1

We have PostgreSQL 9.1.3 running on (SUSE Linux) 4.3.4 - 64 bit. There is a master slave set up and a streaming replication has been set up between the two. We have a cron job set up which runs the VACUUM command on the master database every Friday. My observation is that replication breaks withing half an hour from the time VACUUM job was run.

Ther error in the postgres logs on slave is

FATAL: could not receive data from WAL stream: FATAL: requested WAL segment 00000003000013500000001A has already been removed

Could you please help me understand the relation between the two and how can I prevent replication from breaking.

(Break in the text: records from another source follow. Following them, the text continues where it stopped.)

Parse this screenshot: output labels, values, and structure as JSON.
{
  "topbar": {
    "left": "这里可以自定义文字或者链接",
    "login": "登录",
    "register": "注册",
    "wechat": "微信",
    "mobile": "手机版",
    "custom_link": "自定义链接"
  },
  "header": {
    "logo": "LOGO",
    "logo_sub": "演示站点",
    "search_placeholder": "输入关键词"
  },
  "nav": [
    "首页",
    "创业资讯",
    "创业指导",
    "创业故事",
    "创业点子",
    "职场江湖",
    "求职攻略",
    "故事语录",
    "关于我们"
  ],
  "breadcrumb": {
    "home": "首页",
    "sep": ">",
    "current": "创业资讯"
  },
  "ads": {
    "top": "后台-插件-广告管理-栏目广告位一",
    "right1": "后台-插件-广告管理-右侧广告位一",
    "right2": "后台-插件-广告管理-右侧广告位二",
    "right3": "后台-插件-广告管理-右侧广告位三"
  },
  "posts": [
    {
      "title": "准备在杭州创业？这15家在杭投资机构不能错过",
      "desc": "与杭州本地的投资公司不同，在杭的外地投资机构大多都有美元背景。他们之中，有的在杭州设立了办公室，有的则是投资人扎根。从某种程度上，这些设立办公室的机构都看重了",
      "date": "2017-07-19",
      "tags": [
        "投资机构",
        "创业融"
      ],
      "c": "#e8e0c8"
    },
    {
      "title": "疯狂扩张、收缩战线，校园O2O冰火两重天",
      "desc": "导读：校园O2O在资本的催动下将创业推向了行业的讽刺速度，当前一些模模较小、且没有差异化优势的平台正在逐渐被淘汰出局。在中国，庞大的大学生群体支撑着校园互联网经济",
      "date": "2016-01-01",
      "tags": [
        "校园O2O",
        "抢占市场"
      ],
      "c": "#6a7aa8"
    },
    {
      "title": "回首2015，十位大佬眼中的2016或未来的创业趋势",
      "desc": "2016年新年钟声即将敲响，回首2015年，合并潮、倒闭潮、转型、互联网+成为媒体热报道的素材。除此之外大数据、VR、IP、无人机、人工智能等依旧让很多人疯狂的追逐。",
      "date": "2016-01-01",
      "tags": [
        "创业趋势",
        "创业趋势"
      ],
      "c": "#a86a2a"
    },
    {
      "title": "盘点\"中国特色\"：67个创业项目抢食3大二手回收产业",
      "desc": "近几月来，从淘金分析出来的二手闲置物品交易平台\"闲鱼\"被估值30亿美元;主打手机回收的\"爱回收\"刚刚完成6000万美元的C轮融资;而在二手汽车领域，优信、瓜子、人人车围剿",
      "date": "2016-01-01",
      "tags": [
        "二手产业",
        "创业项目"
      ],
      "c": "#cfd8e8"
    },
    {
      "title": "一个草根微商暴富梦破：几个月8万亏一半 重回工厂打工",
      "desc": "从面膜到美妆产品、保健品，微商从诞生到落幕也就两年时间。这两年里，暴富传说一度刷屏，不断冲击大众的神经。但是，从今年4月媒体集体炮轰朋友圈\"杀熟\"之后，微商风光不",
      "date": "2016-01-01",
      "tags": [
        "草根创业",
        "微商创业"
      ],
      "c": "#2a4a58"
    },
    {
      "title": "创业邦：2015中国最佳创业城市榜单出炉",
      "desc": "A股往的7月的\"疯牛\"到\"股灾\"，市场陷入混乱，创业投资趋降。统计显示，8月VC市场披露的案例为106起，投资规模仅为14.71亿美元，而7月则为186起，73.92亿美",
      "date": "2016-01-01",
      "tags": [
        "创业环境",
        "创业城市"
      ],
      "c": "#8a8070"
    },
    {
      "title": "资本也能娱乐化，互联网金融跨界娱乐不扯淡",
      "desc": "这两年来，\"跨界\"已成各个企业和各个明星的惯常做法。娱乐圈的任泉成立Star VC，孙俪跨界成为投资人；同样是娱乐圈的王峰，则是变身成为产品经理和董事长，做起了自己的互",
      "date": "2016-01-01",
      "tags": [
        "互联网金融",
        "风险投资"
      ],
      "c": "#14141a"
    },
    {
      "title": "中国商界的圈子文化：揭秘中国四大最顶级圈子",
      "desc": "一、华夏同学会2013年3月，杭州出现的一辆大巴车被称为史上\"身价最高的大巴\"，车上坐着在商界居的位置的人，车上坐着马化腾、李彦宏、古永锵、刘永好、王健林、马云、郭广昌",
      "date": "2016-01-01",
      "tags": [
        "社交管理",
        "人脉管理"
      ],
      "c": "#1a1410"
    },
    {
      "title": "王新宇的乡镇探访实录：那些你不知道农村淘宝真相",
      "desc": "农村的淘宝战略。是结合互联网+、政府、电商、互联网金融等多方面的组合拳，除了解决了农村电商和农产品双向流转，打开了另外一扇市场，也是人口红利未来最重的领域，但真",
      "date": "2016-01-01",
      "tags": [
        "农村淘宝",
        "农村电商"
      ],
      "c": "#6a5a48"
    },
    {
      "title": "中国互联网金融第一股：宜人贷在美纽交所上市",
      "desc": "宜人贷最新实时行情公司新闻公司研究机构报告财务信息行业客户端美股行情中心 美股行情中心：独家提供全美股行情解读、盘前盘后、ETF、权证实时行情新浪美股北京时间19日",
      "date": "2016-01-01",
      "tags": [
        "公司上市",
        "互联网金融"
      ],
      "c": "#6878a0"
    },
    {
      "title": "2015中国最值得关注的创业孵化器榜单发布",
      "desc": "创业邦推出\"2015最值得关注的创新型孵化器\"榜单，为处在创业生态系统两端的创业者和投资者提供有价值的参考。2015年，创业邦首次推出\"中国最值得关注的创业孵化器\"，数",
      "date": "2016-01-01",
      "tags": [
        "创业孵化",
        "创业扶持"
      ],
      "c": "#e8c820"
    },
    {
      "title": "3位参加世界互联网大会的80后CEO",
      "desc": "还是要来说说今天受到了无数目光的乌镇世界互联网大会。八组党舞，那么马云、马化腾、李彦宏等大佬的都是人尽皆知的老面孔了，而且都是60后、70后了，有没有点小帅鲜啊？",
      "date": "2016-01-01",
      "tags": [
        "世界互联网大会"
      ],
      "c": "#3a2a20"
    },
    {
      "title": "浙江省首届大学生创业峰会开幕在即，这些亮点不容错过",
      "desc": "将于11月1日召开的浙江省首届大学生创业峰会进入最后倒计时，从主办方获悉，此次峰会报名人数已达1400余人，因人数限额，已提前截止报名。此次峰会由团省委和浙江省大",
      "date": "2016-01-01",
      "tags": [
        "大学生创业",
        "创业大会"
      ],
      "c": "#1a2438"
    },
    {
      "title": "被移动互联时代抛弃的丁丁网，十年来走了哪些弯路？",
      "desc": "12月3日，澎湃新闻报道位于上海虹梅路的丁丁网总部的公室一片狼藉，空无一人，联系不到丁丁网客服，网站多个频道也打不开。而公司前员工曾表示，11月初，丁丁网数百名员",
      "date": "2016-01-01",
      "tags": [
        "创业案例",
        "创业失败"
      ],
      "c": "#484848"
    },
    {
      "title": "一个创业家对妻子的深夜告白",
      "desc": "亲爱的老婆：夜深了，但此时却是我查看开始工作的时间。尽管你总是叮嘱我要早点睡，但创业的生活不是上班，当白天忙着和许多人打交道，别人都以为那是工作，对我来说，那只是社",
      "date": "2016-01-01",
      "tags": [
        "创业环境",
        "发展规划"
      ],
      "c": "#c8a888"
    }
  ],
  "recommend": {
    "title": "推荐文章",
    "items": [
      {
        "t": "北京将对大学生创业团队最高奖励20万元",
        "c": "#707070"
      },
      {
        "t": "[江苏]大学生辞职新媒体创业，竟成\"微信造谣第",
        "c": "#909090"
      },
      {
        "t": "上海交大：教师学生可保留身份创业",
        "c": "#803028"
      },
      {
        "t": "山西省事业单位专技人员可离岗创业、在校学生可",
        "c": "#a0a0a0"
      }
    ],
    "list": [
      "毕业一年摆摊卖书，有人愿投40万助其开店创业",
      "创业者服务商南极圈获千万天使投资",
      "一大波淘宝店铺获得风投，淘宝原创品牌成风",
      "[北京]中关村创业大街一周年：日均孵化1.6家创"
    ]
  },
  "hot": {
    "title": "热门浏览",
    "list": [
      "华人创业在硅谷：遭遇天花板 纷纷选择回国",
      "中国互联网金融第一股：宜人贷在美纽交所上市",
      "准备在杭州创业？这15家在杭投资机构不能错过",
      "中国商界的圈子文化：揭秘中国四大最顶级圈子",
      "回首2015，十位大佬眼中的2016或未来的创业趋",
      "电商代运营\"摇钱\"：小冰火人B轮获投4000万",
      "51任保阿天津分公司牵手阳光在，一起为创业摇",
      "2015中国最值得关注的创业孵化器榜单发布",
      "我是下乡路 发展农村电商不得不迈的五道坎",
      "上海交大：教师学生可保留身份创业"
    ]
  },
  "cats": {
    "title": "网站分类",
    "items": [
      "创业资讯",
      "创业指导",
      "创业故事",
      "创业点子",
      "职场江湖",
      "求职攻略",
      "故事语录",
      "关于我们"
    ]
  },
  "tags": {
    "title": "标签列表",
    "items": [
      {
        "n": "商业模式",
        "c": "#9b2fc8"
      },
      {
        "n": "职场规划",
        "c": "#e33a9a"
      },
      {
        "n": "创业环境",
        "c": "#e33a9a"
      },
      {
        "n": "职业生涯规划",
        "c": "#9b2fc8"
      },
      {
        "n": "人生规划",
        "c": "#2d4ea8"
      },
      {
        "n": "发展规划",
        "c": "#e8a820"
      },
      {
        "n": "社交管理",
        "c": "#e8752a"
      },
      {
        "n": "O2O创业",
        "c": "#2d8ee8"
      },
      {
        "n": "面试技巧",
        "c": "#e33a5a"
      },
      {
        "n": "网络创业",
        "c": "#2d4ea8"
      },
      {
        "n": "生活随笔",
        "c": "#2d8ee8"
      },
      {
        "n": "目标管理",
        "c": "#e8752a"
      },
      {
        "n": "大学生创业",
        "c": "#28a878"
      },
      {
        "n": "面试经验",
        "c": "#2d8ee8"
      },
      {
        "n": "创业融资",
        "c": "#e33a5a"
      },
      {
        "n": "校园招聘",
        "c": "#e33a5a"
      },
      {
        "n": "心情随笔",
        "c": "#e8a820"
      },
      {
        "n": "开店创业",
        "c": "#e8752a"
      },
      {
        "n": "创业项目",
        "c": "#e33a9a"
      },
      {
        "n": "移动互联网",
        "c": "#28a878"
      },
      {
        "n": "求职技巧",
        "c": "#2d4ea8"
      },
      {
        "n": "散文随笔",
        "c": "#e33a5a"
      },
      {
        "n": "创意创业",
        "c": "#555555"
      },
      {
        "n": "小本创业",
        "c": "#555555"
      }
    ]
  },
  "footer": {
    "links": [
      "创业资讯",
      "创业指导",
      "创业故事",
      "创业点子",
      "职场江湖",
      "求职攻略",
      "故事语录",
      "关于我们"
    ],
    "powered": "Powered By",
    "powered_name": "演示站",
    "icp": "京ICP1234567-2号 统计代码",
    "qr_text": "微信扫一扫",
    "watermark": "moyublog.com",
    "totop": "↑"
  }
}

Please note I am a novice in Postgres.

  • check out `wal_keep_segments` - I believe that vacuum generates too many of them and too fast, so the slave misses wal logs to apply – Vao Tsun May 20 '16 at 08:06
  • wal_keep_segments is set to 1250 in postgresql.conf file. What is vacuum_defer_cleanup_age, do you think manipulating this can help ? – Somali Batra May 20 '16 at 09:14
  • `select 1250*16/1024` is 19GB... how big the databases are? and what is slave error? – Vao Tsun May 20 '16 at 09:26
  • The database is 170 GB. Error on slave is FATAL: could not receive data from WAL stream: FATAL: requested WAL segment 00000003000013500000001A has already been removed – Somali Batra May 20 '16 at 11:19
  • well. it still feels like you have too little wal segments. do you keep em somewhere? if you have `show archive_command` equal to `cd` or `.` or similar - then you don't save them. in this case try increasing `wal_keep_segments` to 3000. I know it sound overhead, but you probably have very loaded oltp solution. otherwise I can't explain how `vacuum` can eat so much space. so fast... ah - another thing - do u `pg_xlog_replay_pause` on slave?.. – Vao Tsun May 20 '16 at 12:08
  • Let me try changing wal_keep_segments. I don't find pg_xlog_replay_pause on slave. – Somali Batra May 23 '16 at 06:50

0 Answers0